If you know what’s good for you and your career, there are simply some things you don’t say. And suggesting that attacks on America’s Jewish community might have something to do with them being Jewish might then lead to forbidden questions about who is doing a disproportionate amount of the attacking these days.
This brings to mind the nearly memory-holed December 2019 Jersey City terror attack by antisemitic black nationalists who, were it not for an unexpected encounter with local law enforcement, aimed to kill a large number of Jewish people and still ended up killing four people at a Kosher supermarket. Bari Weiss, in her indispensable substack “Common Sense,” noted on Jan. 17 that some black community leaders in Jersey City rationalized the attack:
Joan Terrell-Paige, a school official in the city, explained on her Facebook page that the murderers effectively had no choice. The Jews (she called them ‘brutes’) had caused their killers to murder them. ‘I believe they knew they would come out in body bags,’ she wrote of the killers. ‘What is the message they were sending?
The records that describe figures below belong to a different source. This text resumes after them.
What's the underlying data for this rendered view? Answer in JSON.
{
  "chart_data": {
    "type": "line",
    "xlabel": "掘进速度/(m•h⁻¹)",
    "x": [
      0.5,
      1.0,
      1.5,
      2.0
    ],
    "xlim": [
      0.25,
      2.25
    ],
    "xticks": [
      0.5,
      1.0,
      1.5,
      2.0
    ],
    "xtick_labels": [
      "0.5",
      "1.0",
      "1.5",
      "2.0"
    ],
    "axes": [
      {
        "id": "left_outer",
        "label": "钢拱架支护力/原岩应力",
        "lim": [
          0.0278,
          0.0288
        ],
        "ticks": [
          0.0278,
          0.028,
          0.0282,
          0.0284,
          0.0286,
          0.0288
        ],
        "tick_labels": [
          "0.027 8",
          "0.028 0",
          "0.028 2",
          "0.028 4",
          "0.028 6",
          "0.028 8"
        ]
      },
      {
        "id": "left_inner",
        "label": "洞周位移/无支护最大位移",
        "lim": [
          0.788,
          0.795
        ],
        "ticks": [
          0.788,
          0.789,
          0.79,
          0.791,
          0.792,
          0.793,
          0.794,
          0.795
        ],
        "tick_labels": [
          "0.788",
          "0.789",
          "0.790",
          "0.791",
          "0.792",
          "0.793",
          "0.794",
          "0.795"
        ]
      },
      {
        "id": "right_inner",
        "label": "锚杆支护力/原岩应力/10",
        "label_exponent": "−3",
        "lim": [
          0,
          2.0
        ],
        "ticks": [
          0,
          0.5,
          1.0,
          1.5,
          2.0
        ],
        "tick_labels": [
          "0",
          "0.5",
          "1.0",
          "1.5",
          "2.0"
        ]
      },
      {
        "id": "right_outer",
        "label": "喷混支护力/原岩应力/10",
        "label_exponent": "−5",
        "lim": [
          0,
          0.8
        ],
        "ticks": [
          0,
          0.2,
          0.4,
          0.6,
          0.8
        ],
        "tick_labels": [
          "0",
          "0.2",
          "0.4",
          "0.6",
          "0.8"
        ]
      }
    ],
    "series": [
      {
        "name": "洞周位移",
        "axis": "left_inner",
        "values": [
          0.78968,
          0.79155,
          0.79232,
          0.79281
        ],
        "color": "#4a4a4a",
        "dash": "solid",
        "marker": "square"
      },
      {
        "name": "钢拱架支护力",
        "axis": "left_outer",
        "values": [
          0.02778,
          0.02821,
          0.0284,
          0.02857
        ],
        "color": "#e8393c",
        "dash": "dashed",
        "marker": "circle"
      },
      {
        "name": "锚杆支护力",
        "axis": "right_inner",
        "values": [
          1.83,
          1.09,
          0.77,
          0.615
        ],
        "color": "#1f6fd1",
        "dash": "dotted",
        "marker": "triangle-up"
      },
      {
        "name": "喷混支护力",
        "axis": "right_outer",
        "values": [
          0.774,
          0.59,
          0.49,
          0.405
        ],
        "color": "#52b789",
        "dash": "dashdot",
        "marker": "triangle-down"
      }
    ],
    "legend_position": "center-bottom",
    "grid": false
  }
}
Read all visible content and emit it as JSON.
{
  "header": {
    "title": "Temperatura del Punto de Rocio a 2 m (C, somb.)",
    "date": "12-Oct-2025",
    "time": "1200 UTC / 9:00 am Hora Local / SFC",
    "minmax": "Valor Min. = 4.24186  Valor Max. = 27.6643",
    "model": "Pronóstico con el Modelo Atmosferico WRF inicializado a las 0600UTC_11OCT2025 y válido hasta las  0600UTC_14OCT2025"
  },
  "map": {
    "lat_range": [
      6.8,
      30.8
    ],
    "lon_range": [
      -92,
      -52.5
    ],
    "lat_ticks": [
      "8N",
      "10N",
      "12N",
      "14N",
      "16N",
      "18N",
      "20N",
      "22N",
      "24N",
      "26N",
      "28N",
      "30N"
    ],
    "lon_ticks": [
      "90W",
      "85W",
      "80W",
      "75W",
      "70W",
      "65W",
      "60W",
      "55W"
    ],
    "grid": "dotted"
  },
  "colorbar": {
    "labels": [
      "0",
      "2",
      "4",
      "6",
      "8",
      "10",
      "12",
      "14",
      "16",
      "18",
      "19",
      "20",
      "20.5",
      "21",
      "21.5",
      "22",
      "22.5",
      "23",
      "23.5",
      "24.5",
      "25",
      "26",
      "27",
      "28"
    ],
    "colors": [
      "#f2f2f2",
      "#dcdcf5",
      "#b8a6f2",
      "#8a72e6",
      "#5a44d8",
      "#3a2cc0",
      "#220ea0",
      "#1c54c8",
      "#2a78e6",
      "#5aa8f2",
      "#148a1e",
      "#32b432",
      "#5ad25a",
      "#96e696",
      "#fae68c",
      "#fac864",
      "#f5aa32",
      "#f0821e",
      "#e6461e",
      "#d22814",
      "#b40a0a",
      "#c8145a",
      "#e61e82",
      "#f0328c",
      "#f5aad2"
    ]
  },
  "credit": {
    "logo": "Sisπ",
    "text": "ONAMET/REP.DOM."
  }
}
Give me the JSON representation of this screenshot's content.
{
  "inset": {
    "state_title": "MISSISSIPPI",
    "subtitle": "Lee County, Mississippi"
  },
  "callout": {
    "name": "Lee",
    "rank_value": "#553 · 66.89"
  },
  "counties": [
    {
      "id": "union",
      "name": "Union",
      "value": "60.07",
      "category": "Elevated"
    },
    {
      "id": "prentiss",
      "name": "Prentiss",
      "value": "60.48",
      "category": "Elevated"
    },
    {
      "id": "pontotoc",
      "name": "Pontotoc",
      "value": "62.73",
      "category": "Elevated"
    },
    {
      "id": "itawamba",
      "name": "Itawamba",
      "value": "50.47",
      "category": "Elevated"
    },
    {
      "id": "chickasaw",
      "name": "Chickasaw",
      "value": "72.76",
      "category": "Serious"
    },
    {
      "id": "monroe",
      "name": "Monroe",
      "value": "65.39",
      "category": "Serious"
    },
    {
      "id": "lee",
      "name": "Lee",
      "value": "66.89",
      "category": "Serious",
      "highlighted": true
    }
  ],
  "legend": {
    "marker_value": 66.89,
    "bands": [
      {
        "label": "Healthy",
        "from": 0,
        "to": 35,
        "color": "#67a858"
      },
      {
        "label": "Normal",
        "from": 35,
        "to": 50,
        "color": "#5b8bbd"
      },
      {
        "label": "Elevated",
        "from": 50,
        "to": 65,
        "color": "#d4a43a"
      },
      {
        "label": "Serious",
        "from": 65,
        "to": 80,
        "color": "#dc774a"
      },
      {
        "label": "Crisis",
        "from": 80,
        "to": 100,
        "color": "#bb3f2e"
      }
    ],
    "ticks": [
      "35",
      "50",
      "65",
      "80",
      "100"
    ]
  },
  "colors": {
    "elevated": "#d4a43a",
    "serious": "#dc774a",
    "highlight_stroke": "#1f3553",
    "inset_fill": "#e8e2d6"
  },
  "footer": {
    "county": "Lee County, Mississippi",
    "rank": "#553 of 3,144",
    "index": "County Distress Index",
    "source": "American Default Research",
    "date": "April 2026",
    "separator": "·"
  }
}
Are we brave enough to explore the answer to their message? Are we brave enough to stop the assault on the Black communities of America?’
In Weiss’s penultimate paragraph, she notes, “Jews thrived in an America that had confidence in its goodness. Jews are not safe—no one is—in one which does not.”
Should Republicans regain one or both chambers of Congress in the 2022 elections, one key task, among the many, needs to be added to the “to do” list. There must be a series of hearings probing whether federal employees have been under official pressure to self-censor so as not to transgress against leftist articles of faith, facts be damned—or risk missing out on that promotion.
To the extent Congress finds this is so, it may be too late to reform or undo years of ideological pressure. Instead, Congress needs to do two things: reclaim decision-making authority from an unelected elite increasingly contemptuous of the American public that pays their salaries and generous retirements; and reduce the size, and therefore the ability, of agencies like the FBI to interfere in the lives of law-abiding Americans — such as concerned parents of public school children.